Les combats, eux, oscillent entre brutalité efficace et pure absurdité. Les sensations sont là, surtout dans les démembrements ou les impacts bien sentis… mais la portée des armes est incohérente, les hitboxes approximatives, et la diversité tactique quasi inexistante. On tape. On bloque. On tape encore. Jusqu’à trouver une carte qui ajoute un effet passif quelconque. L’intensité ne monte jamais. La tension ne s’installe pas.
Le tout devient un exercice de répétition pure, sans enjeu, sans rythme, sans variation. Même les tentatives d’infiltration ou d’ambiances horrifiques sont avortées avant d’avoir commencé, tant le jeu semble refuser toute nuance dans ses intentions.
Dead Island 2 ne propose pas un gameplay nerveux, ni stratégique, ni intelligent. Il propose une boucle de démolition aussi bruyante que creuse, sur laquelle ont été plaquées des mécaniques superficielles, sans jamais que cela ne prenne.
ollywood en carton-pâte
Visuellement, Dead Island 2 commence par tromper son monde. La cinématique d’introduction, bardée d’explosions, de filtres lumineux et de ralentis stylisés, laisse entrevoir un jeu techniquement maîtrisé, voire clinquant. Un mirage. Une illusion. Car à peine le prologue passé, le vernis s’écaille violemment. Ce que Dambuster Studio montre dans les premières minutes, c’est tout ce que le jeu peut offrir — et c’est déjà trop ambitieux pour lui.

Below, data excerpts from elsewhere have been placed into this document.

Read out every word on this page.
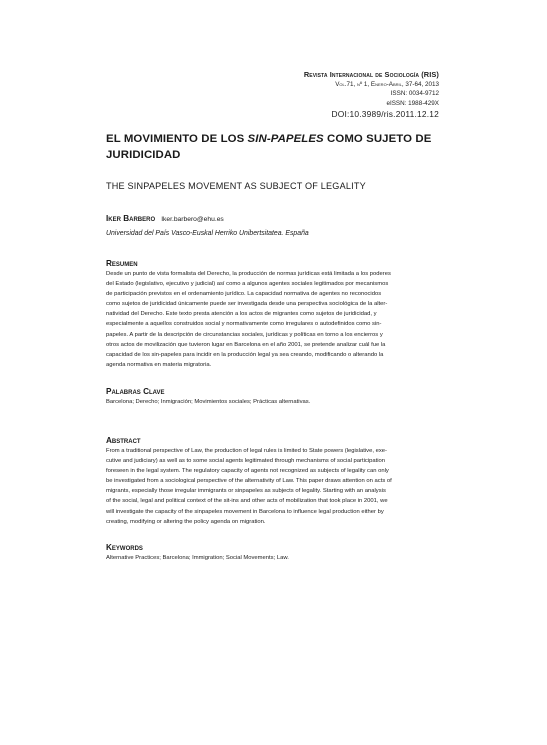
Revista Internacional de Sociología (RIS)
Vol.71, nº 1, Enero-Abril, 37-64, 2013
ISSN: 0034-9712
eISSN: 1988-429X
DOI:10.3989/ris.2011.12.12
EL MOVIMIENTO DE LOS SIN-PAPELES COMO SUJETO DE
JURIDICIDAD
THE SINPAPELES MOVEMENT AS SUBJECT OF LEGALITY
Iker Barbero Iker.barbero@ehu.es
Universidad del País Vasco-Euskal Herriko Unibertsitatea. España
Resumen
Desde un punto de vista formalista del Derecho, la producción de normas jurídicas está limitada a los poderes
del Estado (legislativo, ejecutivo y judicial) así como a algunos agentes sociales legitimados por mecanismos
de participación previstos en el ordenamiento jurídico. La capacidad normativa de agentes no reconocidos
como sujetos de juridicidad únicamente puede ser investigada desde una perspectiva sociológica de la alter-
natividad del Derecho. Este texto presta atención a los actos de migrantes como sujetos de juridicidad, y
especialmente a aquellos construidos social y normativamente como irregulares o autodefinidos como sin-
papeles. A partir de la descripción de circunstancias sociales, jurídicas y políticas en torno a los encierros y
otros actos de movilización que tuvieron lugar en Barcelona en el año 2001, se pretende analizar cuál fue la
capacidad de los sin-papeles para incidir en la producción legal ya sea creando, modificando o alterando la
agenda normativa en materia migratoria.
Palabras Clave
Barcelona; Derecho; Inmigración; Movimientos sociales; Prácticas alternativas.
Abstract
From a traditional perspective of Law, the production of legal rules is limited to State powers (legislative, exe-
cutive and judiciary) as well as to some social agents legitimated through mechanisms of social participation
foreseen in the legal system. The regulatory capacity of agents not recognized as subjects of legality can only
be investigated from a sociological perspective of the alternativity of Law. This paper draws attention on acts of
migrants, especially those irregular immigrants or sinpapeles as subjects of legality. Starting with an analysis
of the social, legal and political context of the sit-ins and other acts of mobilization that took place in 2001, we
will investigate the capacity of the sinpapeles movement in Barcelona to influence legal production either by
creating, modifying or altering the policy agenda on migration.
Keywords
Alternative Practices; Barcelona; Immigration; Social Movements; Law.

La direction artistique, pourtant pleine de potentiel, se perd dans des environnements qui peinent à exister au-delà de leur fonction de décor. Certes, les quartiers d’Hollywood, de Venice Beach ou de Beverly Hills offrent des variations de décors bienvenues, mais jamais ils ne donnent naissance à un monde crédible ou vivant. Tout semble figé, comme un parc à thème aux textures lisses, sans âme ni profondeur.
Et puis il y a la technique. Aucune trace de reflets dynamiques, pas même dans les miroirs. Des animations datées, parfois grotesques, que ce soit sur les zombies, les PNJs ou le personnage joueur. Les textures sont molles, les ombres hasardeuses, et les effets de lumière artificiels, donnant à l’ensemble une patine plastique qui trahit constamment la génération de consoles visée.

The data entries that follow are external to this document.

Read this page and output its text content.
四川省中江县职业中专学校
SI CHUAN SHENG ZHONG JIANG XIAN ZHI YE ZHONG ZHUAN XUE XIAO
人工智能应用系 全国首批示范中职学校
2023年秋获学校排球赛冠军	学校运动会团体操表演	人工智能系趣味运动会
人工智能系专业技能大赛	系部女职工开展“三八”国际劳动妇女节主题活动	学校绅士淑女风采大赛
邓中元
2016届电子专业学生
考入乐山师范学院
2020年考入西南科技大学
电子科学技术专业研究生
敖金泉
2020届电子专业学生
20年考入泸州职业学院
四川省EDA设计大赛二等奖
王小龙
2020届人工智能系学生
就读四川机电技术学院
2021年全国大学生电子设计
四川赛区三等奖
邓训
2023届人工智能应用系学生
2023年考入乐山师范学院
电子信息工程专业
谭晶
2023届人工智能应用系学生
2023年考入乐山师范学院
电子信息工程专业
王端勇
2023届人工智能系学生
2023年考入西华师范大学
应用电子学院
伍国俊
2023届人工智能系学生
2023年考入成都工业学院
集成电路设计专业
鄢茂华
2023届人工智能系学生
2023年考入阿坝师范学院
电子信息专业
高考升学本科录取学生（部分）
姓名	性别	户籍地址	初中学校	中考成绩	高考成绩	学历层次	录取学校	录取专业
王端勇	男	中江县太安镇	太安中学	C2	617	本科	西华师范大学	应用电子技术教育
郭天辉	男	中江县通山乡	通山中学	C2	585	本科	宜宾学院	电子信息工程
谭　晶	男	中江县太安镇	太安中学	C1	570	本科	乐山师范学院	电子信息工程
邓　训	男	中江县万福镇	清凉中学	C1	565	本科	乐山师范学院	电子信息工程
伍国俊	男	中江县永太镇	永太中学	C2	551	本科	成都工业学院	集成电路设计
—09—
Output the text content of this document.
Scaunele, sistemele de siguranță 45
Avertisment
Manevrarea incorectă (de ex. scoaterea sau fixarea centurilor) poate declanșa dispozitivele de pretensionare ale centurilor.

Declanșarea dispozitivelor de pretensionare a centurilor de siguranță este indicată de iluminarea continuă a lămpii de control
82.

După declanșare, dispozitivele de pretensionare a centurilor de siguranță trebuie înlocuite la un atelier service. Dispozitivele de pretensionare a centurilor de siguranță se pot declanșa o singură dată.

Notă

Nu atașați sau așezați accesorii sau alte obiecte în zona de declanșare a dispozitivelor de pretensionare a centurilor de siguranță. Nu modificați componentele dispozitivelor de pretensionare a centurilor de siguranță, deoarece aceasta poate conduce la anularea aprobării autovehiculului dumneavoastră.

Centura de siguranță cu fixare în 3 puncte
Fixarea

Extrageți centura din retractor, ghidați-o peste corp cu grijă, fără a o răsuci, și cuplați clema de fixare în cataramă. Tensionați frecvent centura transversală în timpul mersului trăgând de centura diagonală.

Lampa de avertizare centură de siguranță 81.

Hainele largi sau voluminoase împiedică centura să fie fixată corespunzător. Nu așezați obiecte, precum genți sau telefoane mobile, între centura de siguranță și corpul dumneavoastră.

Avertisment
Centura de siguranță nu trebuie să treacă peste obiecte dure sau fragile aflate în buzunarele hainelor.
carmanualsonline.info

Seul le gore est à la hauteur. Les démembrements, les impacts sanglants, les visages éclatés et les mâchoires pulvérisées bénéficient d’un soin certain. Mais ce choix de se concentrer exclusivement sur l’aspect viscéral trahit une philosophie de développement réductrice, presque caricaturale : tout pour le carnage, rien pour la cohérence. Le reste du jeu semble avoir été sacrifié sur l’autel du sang et de l’hémoglobine interactive.
Côté sonore, le constat est tout aussi déséquilibré. Les voix sont uniquement en anglais, sans aucune option de doublage en français. Un choix regrettable, surtout lorsque les sous-titres doivent être lus en pleine action — un défaut structurel pour un jeu aussi verbeux et visuellement chargé.
Les bruitages, eux, sont inégaux. Les coups portés sont lourds, violents, mais le mixage manque parfois de clarté, et certaines interactions environnementales souffrent d’une absence d’habillage sonore crédible. Quant à la musique, elle reste fonctionnelle, générique, incapable de soutenir ou sublimer les rares pics de tension.
Dead Island 2 est un jeu qui, visuellement comme auditivement, se contente du strict minimum — et parfois moins. Une vitrine de gore posée sur un moteur visiblement dépassé, qui n’arrive jamais à faire illusion plus de quelques minutes.